Great gathering Gary....  Looks like fun and good food was had by all....


----------



## tennsmoker (Oct 12, 2012)

Those breakfast burritos looks great, after spending 43 yrs in Texas my family and I

had grown very fond of them, brings back some Texas memories, great Q-Views.

al


----------



## catzcradle (Oct 12, 2012)

Great pix!  Looks like a good time, didn't realize there were any gatherings going on in this neck of the woods.  I'm in Orange County, will be watching for the next one.


----------



## raymo76 (Oct 13, 2012)

Looks like it was great! I was trying to find a way to get stuff done so I could make it but obviously that didn't happen.


----------



## mots (Oct 14, 2012)

Looks like you all had a great time. Where were you camped out? I'm in Valley Center, Maybe close to you guys. Next time you get together, maybe I can make it.

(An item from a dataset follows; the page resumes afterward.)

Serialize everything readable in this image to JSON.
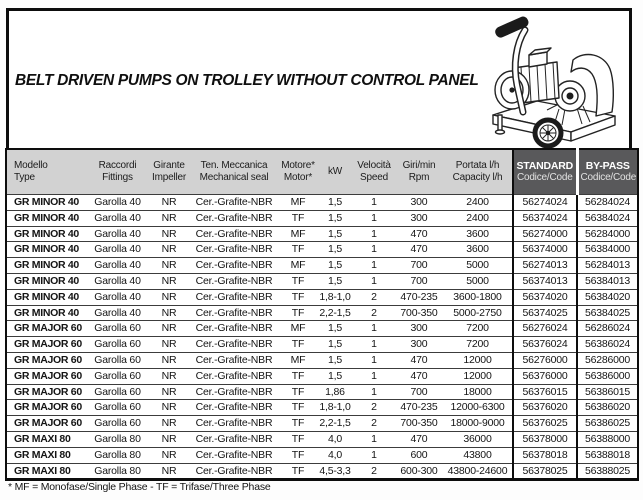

Pictures look great.Thanks, Gary


----------



## jarjarchef (Oct 14, 2012)

Awesome....l am sad that I may miss the one in S. Florida....... I love things like that...


----------



## scarbelly (Oct 14, 2012)

Mots said:


> Looks like you all had a great time. Where were you camped out? I'm in Valley Center, Maybe close to you guys. Next time you get together, maybe I can make it.
> 
> Pictures look great.Thanks, Gary


We were at Lake Skinner 

Have you joined our So Cal Smokers Group

http://www.smokingmeatforums.com/groups/show/23/so-cal-smokers


----------



## rbranstner (Oct 16, 2012)

Man it looks like everyone had a blast. I say this every year but I wish there  was an event like that up around my neck of the woods.


----------



## chefrob (Oct 16, 2012)

just saw this gary............looks like a great time! LOVE the pic of you and the mrs........give her a big hug from us over here.........


----------



## scarbelly (Oct 17, 2012)

Thanks Rob -  Back at ya


----------



## s2k9k (Oct 25, 2012)

Bumping this for some more pics and to also remember what a great guy he is. Gary set up everything so this gathering could happen. He expressed to me once his frustration that the response for turnout was low but then said it didn't matter, he was going to go and BBQ and have fun and it didn't matter who showed up. 

I think Gary always looked at the bright side of things. As in this, he wanted a big turnout but it didn't matter, he turned it into a great time, he met some new friends and it couldn't have been a better weekend!


----------



## shaun h (Oct 27, 2012)

looks great!  I'm in SoCal too, I need to pay better attention :)

But wassup with those Chicken Stackers?  How you make those?  I did a search and didn't come up with anything.  Looked great


----------